Concreet kan worden gesteld dat medewerkers het erover eens zijn dat persoonlijke integriteit en moreel voorbeeldgedrag van groot belang zijn voor moreel leiderschap. Daar waar het gaat om het actief aansturen op integriteit lopen de meningen echter meer uiteen: aan de ene kant vindt een groot deel van de medewerkers bijvoorbeeld dat de leider zelf niet te veel over ethiek en integriteit moet praten maar hen vooral de ruimte moet geven om op laagdrempelige en veilige wijze hun fouten, dilemma’s en vermoedens van integriteitsschendingen bespreekbaar te maken. Aan de andere kant zijn er ook veel medewerkers die verwachten dat de leider juist wél expliciet en proactief de discussie over de geldende principes en waarden in de organisatie aanzwengelt.

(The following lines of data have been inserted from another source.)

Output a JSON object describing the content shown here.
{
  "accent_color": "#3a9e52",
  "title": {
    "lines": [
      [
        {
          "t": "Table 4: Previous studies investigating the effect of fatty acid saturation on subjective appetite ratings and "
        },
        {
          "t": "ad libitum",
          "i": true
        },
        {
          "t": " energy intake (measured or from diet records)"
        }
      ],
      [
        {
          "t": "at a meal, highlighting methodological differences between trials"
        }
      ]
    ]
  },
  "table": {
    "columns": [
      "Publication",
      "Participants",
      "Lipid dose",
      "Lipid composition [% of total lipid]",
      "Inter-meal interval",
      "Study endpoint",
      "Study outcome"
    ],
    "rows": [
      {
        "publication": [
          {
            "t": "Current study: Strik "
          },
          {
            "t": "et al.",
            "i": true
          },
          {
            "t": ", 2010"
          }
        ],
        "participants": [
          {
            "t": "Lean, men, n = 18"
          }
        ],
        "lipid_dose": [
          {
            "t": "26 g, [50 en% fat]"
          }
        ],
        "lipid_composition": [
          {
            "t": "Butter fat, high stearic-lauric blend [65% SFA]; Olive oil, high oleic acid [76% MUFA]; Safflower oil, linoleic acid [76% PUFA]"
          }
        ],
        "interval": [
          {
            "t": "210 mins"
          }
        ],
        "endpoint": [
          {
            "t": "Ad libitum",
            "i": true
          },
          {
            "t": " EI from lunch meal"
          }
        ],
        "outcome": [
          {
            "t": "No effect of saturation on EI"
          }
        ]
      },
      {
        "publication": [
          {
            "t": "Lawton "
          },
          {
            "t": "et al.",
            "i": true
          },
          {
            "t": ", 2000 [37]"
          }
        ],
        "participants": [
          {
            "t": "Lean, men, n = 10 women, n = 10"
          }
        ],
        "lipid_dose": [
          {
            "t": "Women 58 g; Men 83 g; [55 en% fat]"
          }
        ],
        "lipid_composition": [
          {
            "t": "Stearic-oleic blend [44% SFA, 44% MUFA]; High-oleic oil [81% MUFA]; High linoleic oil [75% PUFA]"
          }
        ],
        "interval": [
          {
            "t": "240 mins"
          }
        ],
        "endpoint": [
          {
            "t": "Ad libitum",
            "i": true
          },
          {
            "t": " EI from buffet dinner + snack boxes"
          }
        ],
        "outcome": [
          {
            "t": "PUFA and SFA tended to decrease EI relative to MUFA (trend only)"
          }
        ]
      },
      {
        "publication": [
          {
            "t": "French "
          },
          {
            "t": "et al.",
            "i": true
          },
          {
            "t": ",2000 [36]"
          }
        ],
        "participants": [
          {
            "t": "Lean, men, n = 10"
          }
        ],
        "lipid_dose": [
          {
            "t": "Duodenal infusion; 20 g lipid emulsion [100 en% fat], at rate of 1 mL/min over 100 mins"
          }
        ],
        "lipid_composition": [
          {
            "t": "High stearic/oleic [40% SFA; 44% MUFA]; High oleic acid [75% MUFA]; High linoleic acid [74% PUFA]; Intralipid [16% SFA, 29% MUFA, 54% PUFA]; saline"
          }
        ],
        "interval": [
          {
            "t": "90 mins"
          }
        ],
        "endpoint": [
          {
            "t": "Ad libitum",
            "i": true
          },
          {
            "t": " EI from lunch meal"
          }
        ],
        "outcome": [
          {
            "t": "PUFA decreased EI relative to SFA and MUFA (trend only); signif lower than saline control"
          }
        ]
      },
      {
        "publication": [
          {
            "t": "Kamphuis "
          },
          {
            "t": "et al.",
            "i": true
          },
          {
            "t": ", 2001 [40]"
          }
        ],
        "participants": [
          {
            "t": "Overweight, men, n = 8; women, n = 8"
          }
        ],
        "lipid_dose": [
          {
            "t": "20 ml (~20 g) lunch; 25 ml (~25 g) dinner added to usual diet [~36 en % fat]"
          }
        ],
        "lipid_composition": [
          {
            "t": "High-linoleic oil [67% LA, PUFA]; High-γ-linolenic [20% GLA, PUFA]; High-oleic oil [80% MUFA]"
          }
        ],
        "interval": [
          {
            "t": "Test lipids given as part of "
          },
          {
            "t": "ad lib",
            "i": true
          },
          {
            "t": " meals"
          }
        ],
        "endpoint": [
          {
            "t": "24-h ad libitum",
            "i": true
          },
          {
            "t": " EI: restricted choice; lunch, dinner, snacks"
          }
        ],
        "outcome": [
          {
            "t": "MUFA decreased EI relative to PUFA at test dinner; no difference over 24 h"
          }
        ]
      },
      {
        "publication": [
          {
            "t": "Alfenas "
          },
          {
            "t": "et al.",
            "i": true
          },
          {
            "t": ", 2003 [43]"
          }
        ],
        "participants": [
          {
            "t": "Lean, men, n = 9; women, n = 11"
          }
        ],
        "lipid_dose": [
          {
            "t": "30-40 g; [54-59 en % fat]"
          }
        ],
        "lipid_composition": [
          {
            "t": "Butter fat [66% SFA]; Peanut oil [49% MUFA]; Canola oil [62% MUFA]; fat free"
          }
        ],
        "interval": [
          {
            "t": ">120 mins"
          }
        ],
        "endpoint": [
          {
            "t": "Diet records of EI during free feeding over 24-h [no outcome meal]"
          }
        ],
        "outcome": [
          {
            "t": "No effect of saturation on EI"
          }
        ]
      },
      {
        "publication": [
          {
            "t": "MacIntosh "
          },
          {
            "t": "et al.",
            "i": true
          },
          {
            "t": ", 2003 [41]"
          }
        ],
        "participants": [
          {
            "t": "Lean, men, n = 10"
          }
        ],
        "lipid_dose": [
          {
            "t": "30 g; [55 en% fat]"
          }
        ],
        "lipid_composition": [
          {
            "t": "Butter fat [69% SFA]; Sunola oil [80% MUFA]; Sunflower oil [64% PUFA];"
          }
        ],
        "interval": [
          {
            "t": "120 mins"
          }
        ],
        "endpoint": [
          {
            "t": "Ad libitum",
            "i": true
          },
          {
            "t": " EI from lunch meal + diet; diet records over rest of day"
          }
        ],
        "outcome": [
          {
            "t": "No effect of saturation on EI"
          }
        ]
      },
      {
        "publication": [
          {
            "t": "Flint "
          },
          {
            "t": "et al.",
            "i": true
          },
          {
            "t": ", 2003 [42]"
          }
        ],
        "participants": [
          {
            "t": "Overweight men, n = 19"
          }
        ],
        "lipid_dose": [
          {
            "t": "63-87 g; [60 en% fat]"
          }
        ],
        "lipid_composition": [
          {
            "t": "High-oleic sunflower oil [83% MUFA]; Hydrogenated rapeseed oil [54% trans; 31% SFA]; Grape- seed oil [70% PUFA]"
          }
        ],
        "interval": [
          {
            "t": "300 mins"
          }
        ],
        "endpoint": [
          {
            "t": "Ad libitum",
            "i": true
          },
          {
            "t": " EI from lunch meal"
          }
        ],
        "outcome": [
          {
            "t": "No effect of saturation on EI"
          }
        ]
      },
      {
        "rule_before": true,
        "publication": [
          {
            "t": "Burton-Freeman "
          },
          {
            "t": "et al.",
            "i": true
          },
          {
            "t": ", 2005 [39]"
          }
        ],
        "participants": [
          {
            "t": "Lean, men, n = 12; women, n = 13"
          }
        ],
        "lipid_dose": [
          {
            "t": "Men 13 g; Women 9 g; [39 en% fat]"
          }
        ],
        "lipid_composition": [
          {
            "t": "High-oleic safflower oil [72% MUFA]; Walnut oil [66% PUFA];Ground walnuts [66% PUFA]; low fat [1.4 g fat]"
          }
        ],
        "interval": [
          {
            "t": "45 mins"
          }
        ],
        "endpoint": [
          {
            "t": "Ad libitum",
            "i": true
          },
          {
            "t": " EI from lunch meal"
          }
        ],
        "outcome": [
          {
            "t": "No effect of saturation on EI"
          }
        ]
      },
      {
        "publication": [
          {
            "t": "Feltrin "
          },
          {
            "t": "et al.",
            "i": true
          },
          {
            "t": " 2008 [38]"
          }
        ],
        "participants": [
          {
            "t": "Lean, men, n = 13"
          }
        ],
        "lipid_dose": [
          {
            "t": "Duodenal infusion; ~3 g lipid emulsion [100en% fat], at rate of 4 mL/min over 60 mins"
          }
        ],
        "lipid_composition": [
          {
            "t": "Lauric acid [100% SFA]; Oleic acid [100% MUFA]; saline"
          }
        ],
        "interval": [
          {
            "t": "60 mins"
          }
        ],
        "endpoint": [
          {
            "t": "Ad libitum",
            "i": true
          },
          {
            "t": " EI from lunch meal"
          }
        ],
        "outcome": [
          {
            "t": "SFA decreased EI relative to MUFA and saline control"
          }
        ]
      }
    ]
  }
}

Tevens is er een kleinere groep medewerkers die vindt dat de leider zelf op voorhand vooral heel duidelijke regels en grenzen moet stellen en deze strikt moet handhaven: tweede kansen bieden of een discussie voeren over de normen en waarden van de organisatie staat volgens deze groep het moreel leiderschap alleen maar in de weg. Ook waar het gaat over het prioriteren van persoonlijke, organisatie- en maatschappelijke belangen, de mate waarin een meer individueel of juist groepsgerichte benadering wenselijk is, en hoe proactief de leider zich al dan niet moet bezighouden met het sturen op integriteit, verschillen de verwachtingen van medewerkers.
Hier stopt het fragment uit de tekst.